According to the story McHugh went into the bedroom, got his overcoat, and came out again to the living room, at which time Weisweaver walked into the bedroom only to be followed by Miss Althar. McHugh stated that he stood in the doorway of the bedroom until he was pushed out, and it was immediately after this that the shot was fired.
Miss Althar, it is said, came running out of the bedroom crying, Who did it, who did it?
A local doctor was called to the scene and he in turn called the police, who rushed the dying man to the hospital. The victim was found lying in the bedroom beside the bed. At his feet lay an overcoat.
Miss Althar was questioned by the police regarding the whereabouts of the gun with which Weisweaver had been shot, and she replied that there had never been a gun in her house, and that the officers should search all they wanted to.
The revolver was finally located underneath the overcoat, which lay at the dying mans feet.

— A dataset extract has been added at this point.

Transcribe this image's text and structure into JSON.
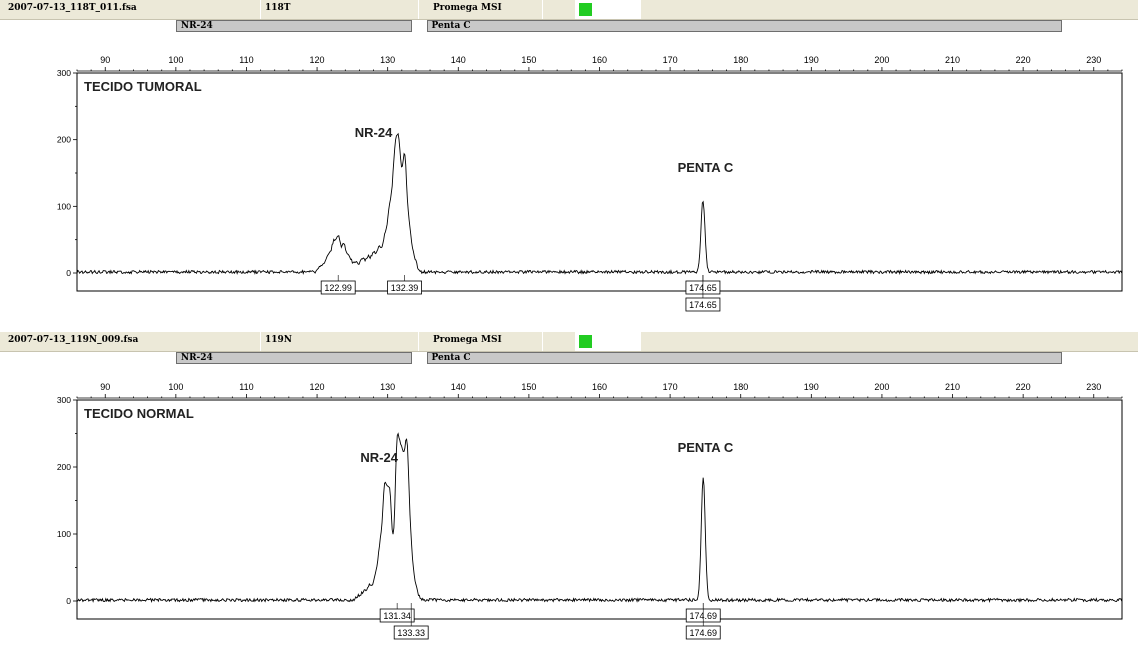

Pools of blood indicated to the police that Weisweaver had probably fallen first across the bed, and had later been dragged to the floor. The condition of the wound showed that the fatal shot had been fired at a very close range, for the hair and face were burnt by the powder.
Weisweaver, whose full name was John Lawrence Weisweaver, was born in Columbia City, Ind., Sept. 4, 1875, coming to Mishawaka about 26 years ago. His parents are dead and he was unmarried. He had worked for various building contractors during recent years.
He is survived by two brothers and two sisters, three of whom reside in Mishawaka. They are Mrs. Owen Geary, of 223 East Fourth street, Mishawaka; Mrs. Edward Beall, of 228 East Fourth street, Mishawaka, Lewis Weisweaver, of 614 South Main street, Mishawaka, and William Weisweaver of Warsaw, Ind.
South Bend Tribune 3/18/1929
John Lawrence Weisweaver
Private funeral services for John Lawrence Weisweaver, who died Saturday night from a bullet wound in the head, inflicted Saturday afternoon, were held at 1:30 oclock this afternoon in the Sprague funeral chapel.
The Rev. B. Frank Palmer of the First Evangelical church officiated, and burial will be in Columbia City, Ind.